Soil & compost
Soil pH
Also known as: soil acidity
A measure of how acidic or alkaline soil is on a 0–14 scale; most vegetables prefer a slightly acidic to neutral pH of about 6.0–7.0.
Soil pH tells you how acidic or alkaline your soil is. It runs on a scale from 0 to 14: anything below 7 is acidic, 7 is neutral, and above 7 is alkaline. It matters because pH controls how easily plants can take up nutrients from the soil. Even a well-fed bed can leave plants struggling if the pH is wrong, because the nutrients get locked up where roots can't reach them.
The good news is that most vegetables are relaxed about it. Aim for a slightly acidic to neutral pH of about 6.0 to 7.0 and the great majority of crops will be perfectly happy.

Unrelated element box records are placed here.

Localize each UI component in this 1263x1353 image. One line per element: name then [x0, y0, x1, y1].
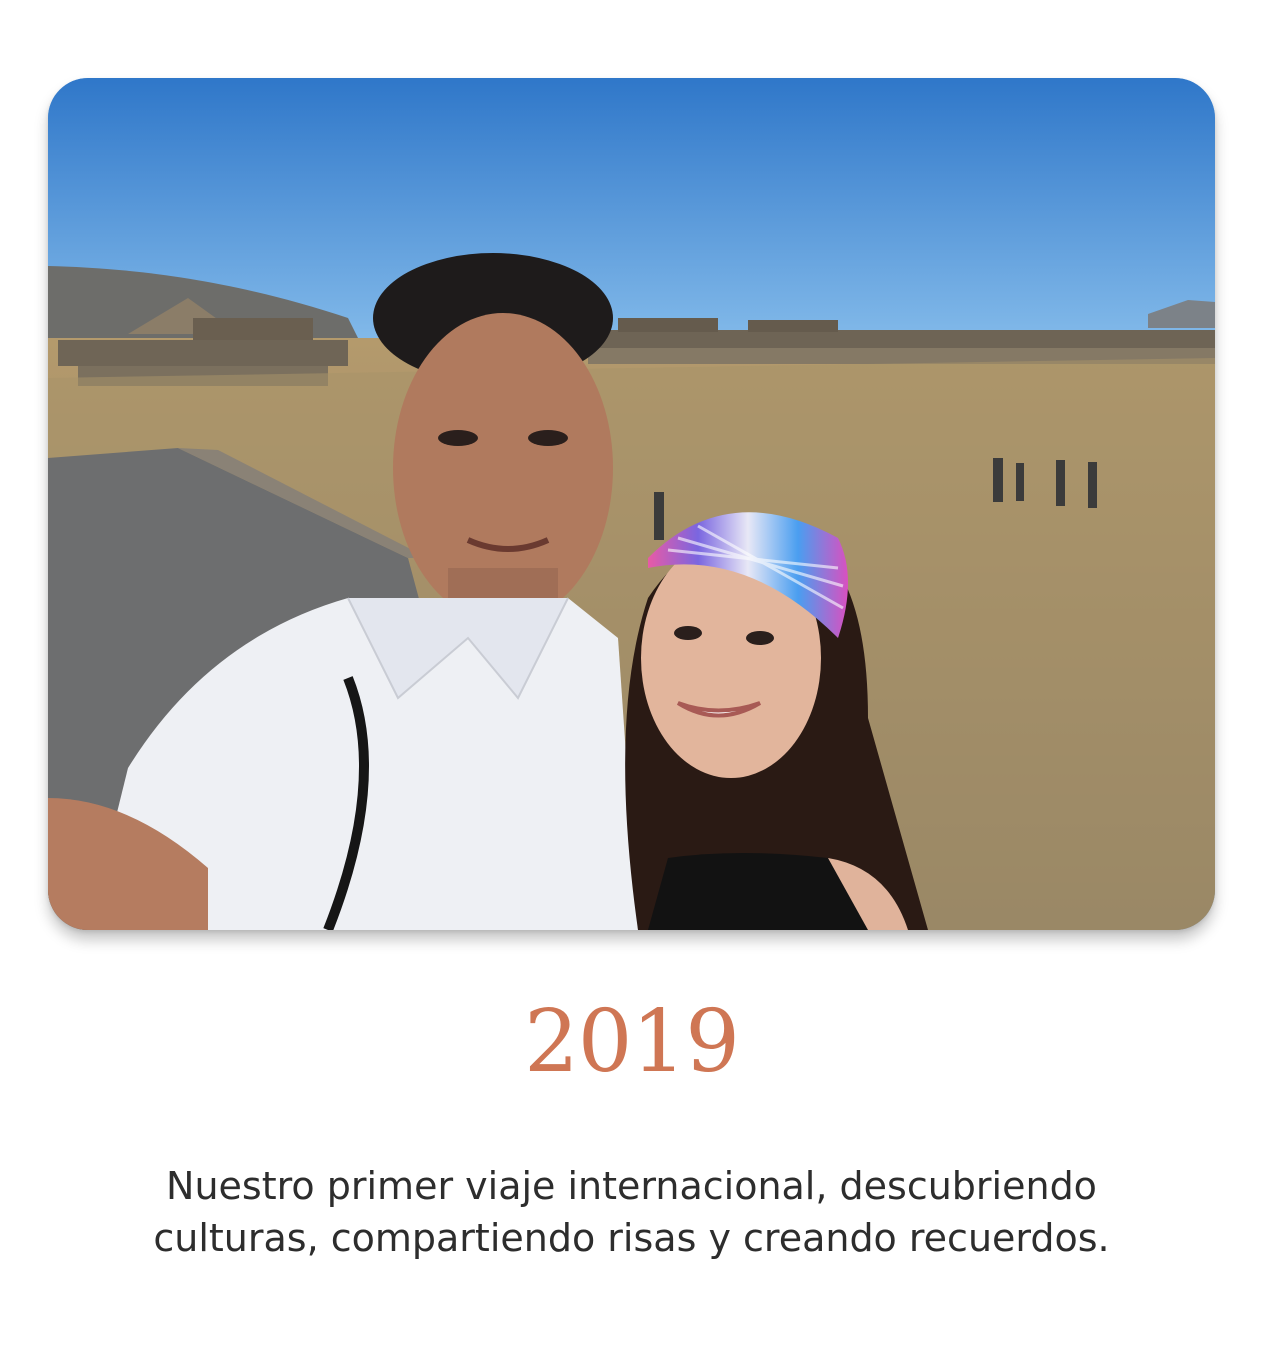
photo-image — [48, 78, 1215, 930]
memory-photo — [48, 78, 1215, 930]
year-heading: 2019 — [524, 992, 740, 1092]
memory-caption: Nuestro primer viaje internacional, desc… — [153, 1164, 1110, 1260]
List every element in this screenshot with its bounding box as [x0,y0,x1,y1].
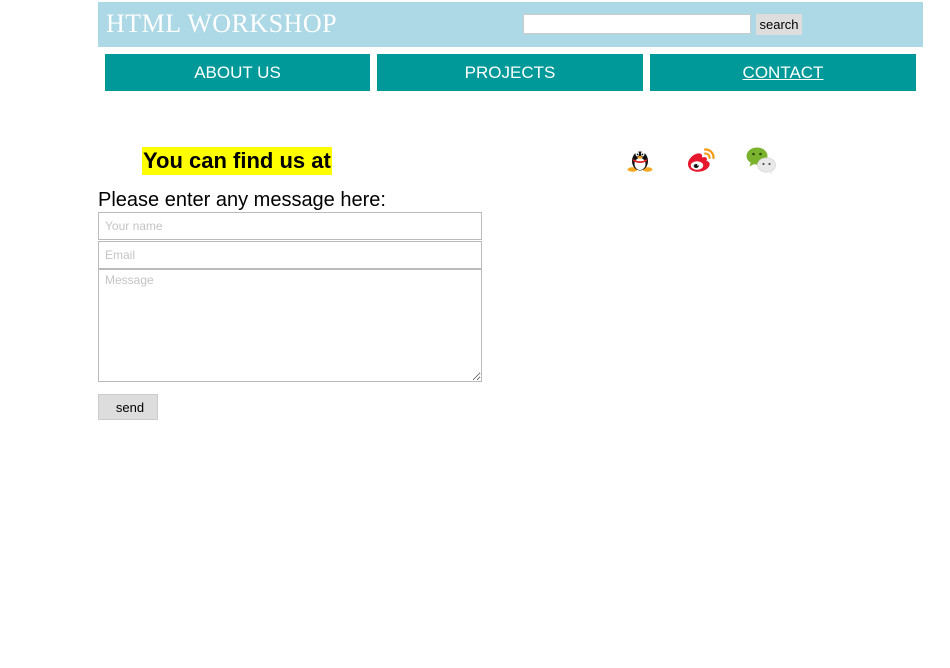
site-header: HTML WORKSHOP search [98,2,923,47]
nav-about-us[interactable]: ABOUT US [105,54,370,91]
nav-projects[interactable]: PROJECTS [377,54,643,91]
search-button[interactable]: search [756,14,802,35]
wechat-icon[interactable] [745,144,777,176]
site-title: HTML WORKSHOP [106,9,338,38]
send-button[interactable]: send [98,394,158,420]
weibo-icon[interactable] [685,144,717,176]
name-field[interactable] [98,212,482,240]
message-field[interactable] [98,269,482,382]
message-prompt: Please enter any message here: [98,189,386,211]
find-us-heading: You can find us at [142,147,332,175]
search-input[interactable] [523,14,751,34]
qq-icon[interactable] [624,144,656,176]
nav-contact[interactable]: CONTACT [650,54,916,91]
email-field[interactable] [98,241,482,269]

Only a handful of plants are genuinely fussy, and those are the ones worth knowing about.
Testing your soil
You don't need anything expensive. A simple pH testing kit from any UK garden centre or Amazon costs a few pounds and uses a colour chart to give you a reading. Mix a small soil sample with the supplied solution, compare the colour, and you have your answer in minutes. Test a few spots around the plot, as pH can vary across a single garden. Digital pH meters exist too, though the cheap ones can be unreliable, so the colour kits are often the safer bet for beginners.
What different crops want
Most veg sits comfortably in that 6.0 to 7.0 band. Two groups are worth singling out:
- Brassicas (cabbage, kale, broccoli, sprouts) prefer the higher end, around pH 6.5 to 7.5. A slightly limier soil also helps deter clubroot, a disease that thrives in acidic ground.
- Blueberries are the classic acid-lover. They need a properly acidic soil of around pH 4.5 to 5.5 and will simply sulk, yellow and fail in ordinary ground. This is why blueberries are nearly always grown in pots of ericaceous (acidic) compost rather than in a border.
When the pH is too high for an acid-loving plant, you often see chlorosis — yellowing leaves with green veins — as iron and other nutrients become unavailable.
Nudging the pH
You can shift pH, but it's a slow business, so don't expect overnight change. To make soil more alkaline (raise the pH), add garden lime in autumn or winter, following the rates on the bag. This is the traditional move before a brassica bed. To make soil more acidic (lower the pH), it's far easier to grow in containers of ericaceous compost than to fight an alkaline garden, but you can also dig in plenty of well-rotted organic matter and use sulphur chips to gently nudge things down over a season.
For most beginners, the simplest approach is to test once, then choose crops that suit what you've got. Working with your soil beats endlessly battling it.
In a UK garden
Most UK garden soils sit between pH 6 and 7, but chalky areas (think the South Downs) run alkaline and peaty or moorland soils run acidic.
Example
A cheap pH testing kit from a garden centre shows your bed reads 7.5, so you avoid planting blueberries there and grow brassicas instead.